David J. Moore, author of the book The Good, the Tough & the Deadly: Action Movies & Stars, called it Austin's best film, pointing to John Sullivan's "surprisingly smart" script and Miles' "assured" direction. R. Emmet Sweeney, a writer for Film Comment and Filmmaker, concurred and praised Miles' "measured pacing and clear lines". Kauffman disagreed, calling Recoil "competent" but devoid of truly exciting action scenes. Chad Cruise of Bulletproof Action similarly found the film unspectacular yet easy to watch. Genre critic Vern enjoyed Austin's performance, elements of which harkened back to his classic "Stone Cold" persona. Matt Paprocki of doblu.com countered that Austin's character arc was "aimless and dry". Several reviewers pointed to the villains' lack of charisma, with Rugaard writing that Danny Trejo (who was 67 at the time of filming) appeared too old for some of the physical confrontations his character engages in.

===Accolades===
In a survey of seventeen genre pundits jointly organized by five action film websites in 2020, Recoil was ranked 46th of the "Top 50 Action Gems of the 2010–2019 Decade". In 2012, the film received a Leo Award for Best Stunt Coordination (Feature Film) from the Motion Picture Arts & Sciences Foundation of British Columbia.

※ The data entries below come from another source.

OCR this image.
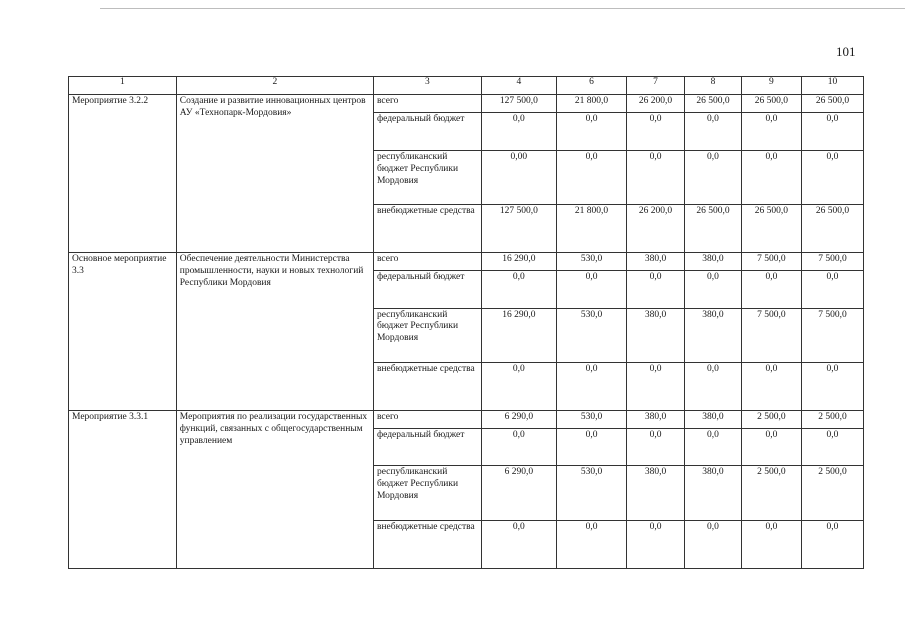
101
1	2	3	4	6	7	8	9	10
Мероприятие 3.2.2	Создание и развитие инновационных центров АУ «Технопарк-Мордовия»	всего	127 500,0	21 800,0	26 200,0	26 500,0	26 500,0	26 500,0
		федеральный бюджет	0,0	0,0	0,0	0,0	0,0	0,0
		республиканский бюджет Республики Мордовия	0,00	0,0	0,0	0,0	0,0	0,0
		внебюджетные средства	127 500,0	21 800,0	26 200,0	26 500,0	26 500,0	26 500,0
Основное мероприятие 3.3	Обеспечение деятельности Министерства промышленности, науки и новых технологий Республики Мордовия	всего	16 290,0	530,0	380,0	380,0	7 500,0	7 500,0
		федеральный бюджет	0,0	0,0	0,0	0,0	0,0	0,0
		республиканский бюджет Республики Мордовия	16 290,0	530,0	380,0	380,0	7 500,0	7 500,0
		внебюджетные средства	0,0	0,0	0,0	0,0	0,0	0,0
Мероприятие 3.3.1	Мероприятия по реализации государственных функций, связанных с общегосударственным управлением	всего	6 290,0	530,0	380,0	380,0	2 500,0	2 500,0
		федеральный бюджет	0,0	0,0	0,0	0,0	0,0	0,0
		республиканский бюджет Республики Мордовия	6 290,0	530,0	380,0	380,0	2 500,0	2 500,0
		внебюджетные средства	0,0	0,0	0,0	0,0	0,0	0,0
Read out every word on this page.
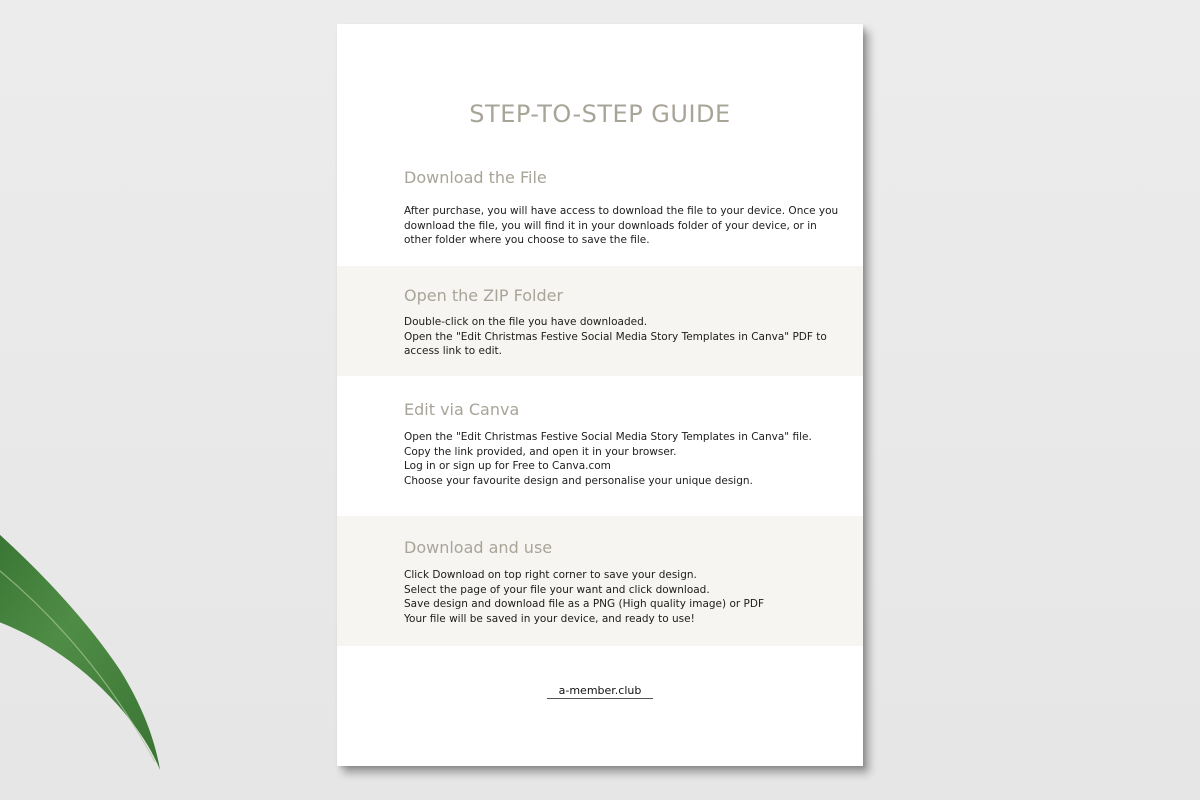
STEP-TO-STEP GUIDE
Download the File
After purchase, you will have access to download the file to your device. Once you
download the file, you will find it in your downloads folder of your device, or in
other folder where you choose to save the file.
Open the ZIP Folder
Double-click on the file you have downloaded.
Open the "Edit Christmas Festive Social Media Story Templates in Canva" PDF to
access link to edit.
Edit via Canva
Open the "Edit Christmas Festive Social Media Story Templates in Canva" file.
Copy the link provided, and open it in your browser.
Log in or sign up for Free to Canva.com
Choose your favourite design and personalise your unique design.
Download and use
Click Download on top right corner to save your design.
Select the page of your file your want and click download.
Save design and download file as a PNG (High quality image) or PDF
Your file will be saved in your device, and ready to use!
a-member.club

| Year | Award | Category | Recipient | Result |
|---|---|---|---|---|
| 2012 | Leo Awards | Best Stunt Coordination – Feature Length Drama | Lauro Chartrand | Won |

==Release==
In the United States, the film was released on home video by Vivendi Entertainment on 6 March 2012. Entertainment One released it on 13 March 2012 in Canada, and on 16 April 2012 in the United Kingdom. Like Tactical Force, Recoil received a theatrical release in the United Arab Emirates, opening on 12 April 2014 and ranking fifth at the national box office.

==Illegal downloading==
In 2012, a Canadian judge ruled in favour of Recoil's production company, NGN Prima Production, and ordered Internet service providers (ISPs) to reveal the names and addresses of people who had allegedly downloaded the film illegally. This was only possible due to recent changes in Canadian law, making it the first lawsuit of its kind in the country. One of the named ISPs filed a motion opposing the disclosure of its customers' personal information.